I’ve heard about them, but had never seen one in person until today.
Years ago, when Jeeg and I were in college, we would run to the nearby Burger King and grab a bag full of 99 cent Whoppers. The two of us would have sick eating contests where we could see how much we could consume in one sitting. On one occasion, I ate three Whoppers, fries and a shake. So, in that sense, I’ve had the components of a Triple Whopper, but I’ve never actually eaten a Triple Whopper. Eating three Whoppers is different than eating a Triple Whopper. The flame-broiled patties to bun ratio is vastly different and would seem to offer an even more satisfying meal in spite of it actually being less food. (At least, that’s the way it was with the Wendy’s Triple which I have had.)
But eating like that is a thing of the past.
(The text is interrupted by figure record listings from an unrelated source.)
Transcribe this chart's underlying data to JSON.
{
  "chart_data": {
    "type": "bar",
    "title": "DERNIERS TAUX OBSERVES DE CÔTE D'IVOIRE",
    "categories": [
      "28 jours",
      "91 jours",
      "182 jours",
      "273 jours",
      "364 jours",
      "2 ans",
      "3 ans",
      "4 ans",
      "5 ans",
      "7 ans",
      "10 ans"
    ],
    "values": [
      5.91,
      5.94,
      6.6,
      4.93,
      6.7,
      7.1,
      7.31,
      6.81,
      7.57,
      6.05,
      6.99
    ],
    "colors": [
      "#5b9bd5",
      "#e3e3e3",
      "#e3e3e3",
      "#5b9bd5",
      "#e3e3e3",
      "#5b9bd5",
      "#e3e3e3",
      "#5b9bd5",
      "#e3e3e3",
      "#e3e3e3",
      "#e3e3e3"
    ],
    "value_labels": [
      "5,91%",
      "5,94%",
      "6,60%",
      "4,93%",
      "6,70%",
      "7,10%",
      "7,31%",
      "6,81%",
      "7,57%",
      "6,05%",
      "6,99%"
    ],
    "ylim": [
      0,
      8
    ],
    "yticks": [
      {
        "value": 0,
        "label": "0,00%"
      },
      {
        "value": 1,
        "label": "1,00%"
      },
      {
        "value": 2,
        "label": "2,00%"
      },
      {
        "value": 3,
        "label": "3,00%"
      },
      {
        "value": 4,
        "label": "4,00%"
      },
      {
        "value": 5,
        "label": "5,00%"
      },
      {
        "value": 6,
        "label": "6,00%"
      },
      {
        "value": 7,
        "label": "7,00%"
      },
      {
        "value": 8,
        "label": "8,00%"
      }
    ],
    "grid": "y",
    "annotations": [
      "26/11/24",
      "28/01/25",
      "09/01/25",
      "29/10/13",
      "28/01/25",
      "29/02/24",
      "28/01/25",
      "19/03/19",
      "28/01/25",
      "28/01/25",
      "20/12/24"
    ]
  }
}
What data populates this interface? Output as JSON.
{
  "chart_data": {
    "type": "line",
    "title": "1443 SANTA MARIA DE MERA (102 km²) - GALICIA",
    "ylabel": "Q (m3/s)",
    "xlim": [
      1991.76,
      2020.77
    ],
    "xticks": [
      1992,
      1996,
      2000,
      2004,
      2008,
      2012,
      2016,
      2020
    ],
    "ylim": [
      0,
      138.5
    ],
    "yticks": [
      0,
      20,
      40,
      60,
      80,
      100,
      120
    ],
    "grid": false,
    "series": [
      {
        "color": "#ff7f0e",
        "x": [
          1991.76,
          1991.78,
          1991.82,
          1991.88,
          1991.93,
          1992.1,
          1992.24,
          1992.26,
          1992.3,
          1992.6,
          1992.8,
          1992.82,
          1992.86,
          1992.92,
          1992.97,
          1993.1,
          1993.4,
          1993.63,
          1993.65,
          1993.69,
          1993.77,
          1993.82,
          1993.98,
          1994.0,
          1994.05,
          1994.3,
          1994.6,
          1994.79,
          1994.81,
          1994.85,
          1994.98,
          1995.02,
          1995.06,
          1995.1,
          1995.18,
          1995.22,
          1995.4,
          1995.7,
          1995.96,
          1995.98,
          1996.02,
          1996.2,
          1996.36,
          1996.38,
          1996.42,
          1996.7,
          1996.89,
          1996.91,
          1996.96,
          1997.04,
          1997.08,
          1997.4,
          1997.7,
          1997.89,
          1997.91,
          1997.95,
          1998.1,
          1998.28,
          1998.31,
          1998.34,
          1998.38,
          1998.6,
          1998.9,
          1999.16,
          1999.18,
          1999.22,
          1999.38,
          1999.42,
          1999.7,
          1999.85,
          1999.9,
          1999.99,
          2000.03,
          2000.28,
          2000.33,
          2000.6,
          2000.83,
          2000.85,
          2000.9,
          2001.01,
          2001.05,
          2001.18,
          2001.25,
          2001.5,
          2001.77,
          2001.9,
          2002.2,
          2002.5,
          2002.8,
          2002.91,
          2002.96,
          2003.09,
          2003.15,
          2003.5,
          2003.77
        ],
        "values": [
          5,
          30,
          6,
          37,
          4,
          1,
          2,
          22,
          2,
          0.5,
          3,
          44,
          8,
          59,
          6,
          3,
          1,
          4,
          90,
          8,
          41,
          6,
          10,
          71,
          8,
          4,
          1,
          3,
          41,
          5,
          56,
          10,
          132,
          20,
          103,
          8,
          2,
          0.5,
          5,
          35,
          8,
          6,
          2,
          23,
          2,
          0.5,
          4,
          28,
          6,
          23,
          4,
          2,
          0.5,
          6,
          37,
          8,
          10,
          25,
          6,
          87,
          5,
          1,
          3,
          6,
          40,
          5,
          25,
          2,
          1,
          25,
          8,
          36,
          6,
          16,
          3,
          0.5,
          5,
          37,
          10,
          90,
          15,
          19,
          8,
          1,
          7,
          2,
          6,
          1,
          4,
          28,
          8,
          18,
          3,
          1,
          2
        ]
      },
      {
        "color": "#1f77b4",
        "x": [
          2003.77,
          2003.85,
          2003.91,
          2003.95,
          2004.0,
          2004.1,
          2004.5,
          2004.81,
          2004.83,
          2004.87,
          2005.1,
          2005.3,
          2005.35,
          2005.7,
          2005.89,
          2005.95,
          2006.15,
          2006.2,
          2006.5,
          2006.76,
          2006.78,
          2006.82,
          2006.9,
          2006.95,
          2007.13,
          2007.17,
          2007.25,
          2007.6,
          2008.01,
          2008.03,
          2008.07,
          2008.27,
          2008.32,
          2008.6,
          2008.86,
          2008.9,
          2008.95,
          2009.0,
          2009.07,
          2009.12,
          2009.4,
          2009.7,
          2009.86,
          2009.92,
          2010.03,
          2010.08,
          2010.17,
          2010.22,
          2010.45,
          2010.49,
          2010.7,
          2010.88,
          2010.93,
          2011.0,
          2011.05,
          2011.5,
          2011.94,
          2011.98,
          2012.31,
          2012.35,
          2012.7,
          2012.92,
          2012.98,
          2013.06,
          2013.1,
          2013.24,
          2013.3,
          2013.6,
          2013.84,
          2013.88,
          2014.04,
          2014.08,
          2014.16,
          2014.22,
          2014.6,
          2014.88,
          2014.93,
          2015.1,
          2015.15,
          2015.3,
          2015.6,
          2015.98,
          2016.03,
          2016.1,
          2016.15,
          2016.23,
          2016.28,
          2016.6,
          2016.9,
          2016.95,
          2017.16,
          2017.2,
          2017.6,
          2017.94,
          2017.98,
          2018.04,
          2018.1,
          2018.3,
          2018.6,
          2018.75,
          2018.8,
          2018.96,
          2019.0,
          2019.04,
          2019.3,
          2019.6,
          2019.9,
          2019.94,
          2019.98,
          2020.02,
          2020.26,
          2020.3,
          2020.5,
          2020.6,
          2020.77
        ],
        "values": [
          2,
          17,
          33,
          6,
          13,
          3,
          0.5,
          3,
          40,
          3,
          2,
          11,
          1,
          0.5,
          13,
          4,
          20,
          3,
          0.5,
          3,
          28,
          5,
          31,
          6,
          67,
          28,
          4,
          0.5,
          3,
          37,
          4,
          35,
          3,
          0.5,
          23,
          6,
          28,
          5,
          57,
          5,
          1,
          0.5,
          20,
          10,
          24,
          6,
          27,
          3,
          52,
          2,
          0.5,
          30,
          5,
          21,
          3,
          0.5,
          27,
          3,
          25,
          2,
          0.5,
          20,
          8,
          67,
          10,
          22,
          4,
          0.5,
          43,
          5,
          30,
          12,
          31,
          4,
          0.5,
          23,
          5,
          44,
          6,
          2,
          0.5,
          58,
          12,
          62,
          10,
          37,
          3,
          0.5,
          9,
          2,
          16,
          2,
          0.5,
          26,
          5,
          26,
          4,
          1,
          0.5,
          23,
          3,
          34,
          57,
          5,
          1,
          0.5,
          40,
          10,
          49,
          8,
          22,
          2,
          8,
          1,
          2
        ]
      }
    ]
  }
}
Or should be. In the past three years, I’ve slimmed down considerably from where I once was and have plenty more I can and should get rid of. I know it’s not good for me to eat a Triple Whopper so when I visit a Burger King, I don’t even acknowledge that it’s on the menu. I put that out of my mind.
That said, if I’m in the same room with a Triple Whopper, it’s hard not to think about eating one. Even if I shouldn’t eat a Triple Whopper, does that mean I can’t appreciate the beauty of one? I don’t know. I guess it’s about willpower, not taking things too far and stuff like that. When my coworker Shannon mistakenly ordered* a Triple Whopper today and brought it to the office, I had to save this rare (er…well, actually flame-broiled) moment for posterity.
* Shannon said I could post these photos as long as I was clear in saying that she did not actually eat this Triple Whopper. When visiting Burger King today, she was distracted by the transvestite working behind the counter who took her order. Flustered by his (I guess?) admiration of the boots she was wearing, Shannon quickly looked up and ordered a “Number three.” Unfortunately, she did not look at the menu close enough and ordered a Triple Whopper meal instead of the Whopper, Jr. meal.
Distracted by Shannon’s boots, the worker did not bat an eyelash (and it is my understanding he had some pretty ones to bat) at her order. It was when her order was called that Shannon discovered a “Number three” was in fact the Triple Whopper meal. Realizing that the mistake was hers, she graciously took her meal and came to work. Upon which, she was generous enough to pose with her 3/4 pound burger for some pictures. In the end, she discarded two of the patties and had a regular Whopper. (Yes, discarded. They were offered to me and I turned them down! Willpower, that’s what I’m talking about!)